The image pyramid: Whole-slide images can be enormous — 40,000 × 30,000 pixels or more. Processing this at full resolution for tissue detection would be wasteful since we only need to find the coarse boundary between tissue and glass. Image pyramids solve this by storing the same image at multiple resolutions. The lowest level might be 1/64th the original dimensions, reducing a billion-pixel image to a few hundred thousand pixels — fast enough for instant analysis.
Why Otsu works here: Tissue detection is a near-ideal use case for Otsu's method. The histogram is strongly bimodal — glass background forms one sharp peak (bright), tissue forms another (darker). The valley between them is deep and clean. Otsu's algorithm tries every possible threshold, picks the one that makes the two groups internally most uniform, and this reliably falls in the valley between the peaks. This is one of the few situations where global thresholding works almost perfectly.
Connected components: After thresholding, the binary mask may contain multiple disconnected tissue regions (tissue sections, TMA cores, fragments). Connected component labeling identifies each separate region — the algorithm iteratively grows from a seed pixel within each region, constrained to stay within the thresholded area, until all pixels in that region are labeled.
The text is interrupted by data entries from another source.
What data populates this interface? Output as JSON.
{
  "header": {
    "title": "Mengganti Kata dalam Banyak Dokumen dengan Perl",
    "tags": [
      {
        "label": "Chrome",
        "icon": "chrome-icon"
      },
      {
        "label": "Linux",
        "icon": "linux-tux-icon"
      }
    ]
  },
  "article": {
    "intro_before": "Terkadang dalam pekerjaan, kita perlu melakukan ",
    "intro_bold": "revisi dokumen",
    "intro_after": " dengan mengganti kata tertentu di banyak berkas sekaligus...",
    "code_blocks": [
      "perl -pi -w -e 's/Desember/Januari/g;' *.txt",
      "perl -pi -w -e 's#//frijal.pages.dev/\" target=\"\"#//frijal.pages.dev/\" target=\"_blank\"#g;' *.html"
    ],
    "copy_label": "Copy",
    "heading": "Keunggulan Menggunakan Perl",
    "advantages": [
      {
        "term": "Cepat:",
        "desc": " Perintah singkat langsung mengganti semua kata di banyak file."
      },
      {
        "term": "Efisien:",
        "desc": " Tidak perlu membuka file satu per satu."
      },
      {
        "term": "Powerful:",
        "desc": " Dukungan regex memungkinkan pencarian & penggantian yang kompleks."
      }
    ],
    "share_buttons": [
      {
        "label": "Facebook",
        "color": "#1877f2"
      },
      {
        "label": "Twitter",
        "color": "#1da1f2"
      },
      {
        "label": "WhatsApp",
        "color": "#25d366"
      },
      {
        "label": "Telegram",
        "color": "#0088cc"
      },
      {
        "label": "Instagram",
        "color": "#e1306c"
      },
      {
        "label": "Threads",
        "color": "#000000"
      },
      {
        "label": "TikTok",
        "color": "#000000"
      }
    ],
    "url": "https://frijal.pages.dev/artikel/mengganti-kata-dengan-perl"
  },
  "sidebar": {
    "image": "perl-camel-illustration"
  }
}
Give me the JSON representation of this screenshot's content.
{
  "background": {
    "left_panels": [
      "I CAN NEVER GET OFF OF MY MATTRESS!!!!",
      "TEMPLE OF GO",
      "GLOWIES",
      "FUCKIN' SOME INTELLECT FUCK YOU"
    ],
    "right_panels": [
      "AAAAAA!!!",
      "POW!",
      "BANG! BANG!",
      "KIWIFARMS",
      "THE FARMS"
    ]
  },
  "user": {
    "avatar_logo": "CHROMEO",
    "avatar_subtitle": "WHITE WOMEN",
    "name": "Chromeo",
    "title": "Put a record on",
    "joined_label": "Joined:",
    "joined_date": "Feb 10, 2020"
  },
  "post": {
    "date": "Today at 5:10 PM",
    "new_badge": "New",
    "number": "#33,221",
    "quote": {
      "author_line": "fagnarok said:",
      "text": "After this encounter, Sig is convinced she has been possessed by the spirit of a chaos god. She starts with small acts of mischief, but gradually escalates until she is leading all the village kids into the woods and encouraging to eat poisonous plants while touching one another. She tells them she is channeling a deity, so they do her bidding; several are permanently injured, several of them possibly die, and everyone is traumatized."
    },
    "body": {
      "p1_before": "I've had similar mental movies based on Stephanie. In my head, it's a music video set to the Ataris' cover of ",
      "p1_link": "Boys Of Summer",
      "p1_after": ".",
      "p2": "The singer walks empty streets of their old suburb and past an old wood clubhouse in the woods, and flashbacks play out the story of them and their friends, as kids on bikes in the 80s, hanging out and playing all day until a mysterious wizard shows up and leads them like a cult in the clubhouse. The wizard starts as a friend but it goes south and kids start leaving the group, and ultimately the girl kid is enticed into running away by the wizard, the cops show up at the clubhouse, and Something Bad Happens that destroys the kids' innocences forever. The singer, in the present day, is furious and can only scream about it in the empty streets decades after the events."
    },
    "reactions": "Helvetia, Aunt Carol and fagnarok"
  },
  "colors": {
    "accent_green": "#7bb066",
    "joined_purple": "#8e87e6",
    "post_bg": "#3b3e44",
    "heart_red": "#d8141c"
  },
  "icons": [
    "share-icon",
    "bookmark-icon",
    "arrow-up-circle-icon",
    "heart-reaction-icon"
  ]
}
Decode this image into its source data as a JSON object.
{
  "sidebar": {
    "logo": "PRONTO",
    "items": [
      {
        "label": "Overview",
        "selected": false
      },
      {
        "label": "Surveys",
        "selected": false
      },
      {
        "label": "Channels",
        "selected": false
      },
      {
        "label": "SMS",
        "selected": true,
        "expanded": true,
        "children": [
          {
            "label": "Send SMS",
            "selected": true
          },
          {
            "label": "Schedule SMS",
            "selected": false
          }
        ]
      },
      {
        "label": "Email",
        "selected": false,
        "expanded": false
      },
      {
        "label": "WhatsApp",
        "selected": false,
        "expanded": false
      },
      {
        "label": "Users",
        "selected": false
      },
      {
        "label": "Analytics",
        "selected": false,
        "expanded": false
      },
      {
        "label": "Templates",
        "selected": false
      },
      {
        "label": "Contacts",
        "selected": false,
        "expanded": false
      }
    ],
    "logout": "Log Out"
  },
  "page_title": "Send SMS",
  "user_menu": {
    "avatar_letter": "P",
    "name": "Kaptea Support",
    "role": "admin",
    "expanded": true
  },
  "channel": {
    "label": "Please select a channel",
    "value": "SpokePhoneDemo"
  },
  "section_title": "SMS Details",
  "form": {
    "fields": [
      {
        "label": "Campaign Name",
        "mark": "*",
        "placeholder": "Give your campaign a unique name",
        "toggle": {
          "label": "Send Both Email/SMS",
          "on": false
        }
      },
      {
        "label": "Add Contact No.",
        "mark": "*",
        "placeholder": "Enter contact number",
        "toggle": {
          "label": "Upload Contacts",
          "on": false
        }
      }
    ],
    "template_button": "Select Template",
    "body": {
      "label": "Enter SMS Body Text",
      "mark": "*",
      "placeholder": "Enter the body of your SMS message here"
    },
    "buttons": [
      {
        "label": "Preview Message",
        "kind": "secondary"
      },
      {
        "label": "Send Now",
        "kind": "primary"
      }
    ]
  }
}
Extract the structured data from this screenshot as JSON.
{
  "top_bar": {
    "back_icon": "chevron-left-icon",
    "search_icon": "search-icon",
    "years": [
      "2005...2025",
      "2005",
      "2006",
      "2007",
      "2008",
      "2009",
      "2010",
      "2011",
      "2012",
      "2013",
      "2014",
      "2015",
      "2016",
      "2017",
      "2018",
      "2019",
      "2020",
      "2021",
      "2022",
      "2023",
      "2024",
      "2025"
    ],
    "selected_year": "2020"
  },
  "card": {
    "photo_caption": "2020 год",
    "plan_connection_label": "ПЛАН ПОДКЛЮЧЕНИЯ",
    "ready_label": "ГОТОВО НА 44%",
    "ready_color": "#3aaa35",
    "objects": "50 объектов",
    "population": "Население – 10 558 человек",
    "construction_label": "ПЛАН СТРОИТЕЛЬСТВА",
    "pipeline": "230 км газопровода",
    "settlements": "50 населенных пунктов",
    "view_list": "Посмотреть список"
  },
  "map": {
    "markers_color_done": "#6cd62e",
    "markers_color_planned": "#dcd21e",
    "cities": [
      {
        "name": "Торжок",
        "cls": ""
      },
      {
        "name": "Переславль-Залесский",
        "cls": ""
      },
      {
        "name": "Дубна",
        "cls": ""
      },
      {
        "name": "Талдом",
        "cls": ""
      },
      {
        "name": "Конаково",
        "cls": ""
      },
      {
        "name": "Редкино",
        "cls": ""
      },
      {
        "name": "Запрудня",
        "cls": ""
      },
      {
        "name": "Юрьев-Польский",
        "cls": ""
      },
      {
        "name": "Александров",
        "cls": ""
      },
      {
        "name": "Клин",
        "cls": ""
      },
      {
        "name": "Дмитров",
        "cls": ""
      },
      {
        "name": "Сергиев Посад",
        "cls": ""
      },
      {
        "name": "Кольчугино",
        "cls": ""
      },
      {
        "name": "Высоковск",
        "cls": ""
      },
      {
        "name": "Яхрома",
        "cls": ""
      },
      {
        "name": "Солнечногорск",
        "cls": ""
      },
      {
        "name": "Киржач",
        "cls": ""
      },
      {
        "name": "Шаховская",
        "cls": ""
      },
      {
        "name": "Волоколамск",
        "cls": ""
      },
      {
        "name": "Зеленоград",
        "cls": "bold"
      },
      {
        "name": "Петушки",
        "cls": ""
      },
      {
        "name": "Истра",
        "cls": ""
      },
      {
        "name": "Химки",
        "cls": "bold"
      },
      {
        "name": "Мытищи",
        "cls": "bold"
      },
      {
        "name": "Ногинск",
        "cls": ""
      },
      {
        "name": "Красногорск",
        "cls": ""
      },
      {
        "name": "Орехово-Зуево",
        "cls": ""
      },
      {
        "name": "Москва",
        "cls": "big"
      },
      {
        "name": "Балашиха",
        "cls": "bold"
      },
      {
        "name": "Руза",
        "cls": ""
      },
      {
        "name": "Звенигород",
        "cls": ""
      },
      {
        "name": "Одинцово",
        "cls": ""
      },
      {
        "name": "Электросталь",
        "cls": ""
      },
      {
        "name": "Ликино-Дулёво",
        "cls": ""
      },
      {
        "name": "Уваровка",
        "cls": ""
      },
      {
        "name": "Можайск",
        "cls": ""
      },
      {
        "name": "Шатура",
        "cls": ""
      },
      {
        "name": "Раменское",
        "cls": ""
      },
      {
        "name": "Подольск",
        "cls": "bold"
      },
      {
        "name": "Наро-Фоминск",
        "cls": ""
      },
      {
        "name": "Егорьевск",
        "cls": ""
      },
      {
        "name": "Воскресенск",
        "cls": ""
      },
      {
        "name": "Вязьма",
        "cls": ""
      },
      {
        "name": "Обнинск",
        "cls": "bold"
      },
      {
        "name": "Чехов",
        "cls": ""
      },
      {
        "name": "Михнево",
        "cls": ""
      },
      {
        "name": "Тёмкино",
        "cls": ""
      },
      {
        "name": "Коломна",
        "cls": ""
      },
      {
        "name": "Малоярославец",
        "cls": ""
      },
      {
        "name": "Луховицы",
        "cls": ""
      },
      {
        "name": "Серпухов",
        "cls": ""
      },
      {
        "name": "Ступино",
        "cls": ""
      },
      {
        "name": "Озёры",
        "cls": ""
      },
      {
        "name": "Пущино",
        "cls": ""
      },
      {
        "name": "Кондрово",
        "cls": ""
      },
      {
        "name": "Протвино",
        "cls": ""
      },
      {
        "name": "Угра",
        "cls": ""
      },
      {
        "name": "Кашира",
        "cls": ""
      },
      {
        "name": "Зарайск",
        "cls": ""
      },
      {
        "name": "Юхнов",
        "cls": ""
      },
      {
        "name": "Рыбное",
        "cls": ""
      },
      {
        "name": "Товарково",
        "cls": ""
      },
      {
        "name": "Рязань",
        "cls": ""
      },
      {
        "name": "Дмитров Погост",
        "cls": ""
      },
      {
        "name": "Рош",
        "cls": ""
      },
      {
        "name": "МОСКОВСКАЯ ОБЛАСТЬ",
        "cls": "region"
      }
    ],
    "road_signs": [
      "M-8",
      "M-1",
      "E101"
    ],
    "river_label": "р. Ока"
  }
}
Each connected component becomes a potential analysis region.
The inflation step matters: Cells at the tissue edge often have only partial nuclear staining or sit right at the tissue-glass boundary. Without inflation, these edge cells may fall outside the detected tissue region and be excluded from analysis. The inflation parameter (typically 5-20 pixels at preview resolution) adds a buffer zone. This is related to Howard's brick rule in stereology — partial objects at boundaries need systematic inclusion or exclusion rules to avoid counting bias.
Whole-slide images are huge, so tissue detection works on a small preview image (like looking at a thumbnail). The intensity histogram has two clear peaks — bright glass and darker tissue — making it easy for Otsu's method to find the dividing line. The detected boundary is expanded slightly outward so cells at the tissue edge aren't accidentally excluded from analysis.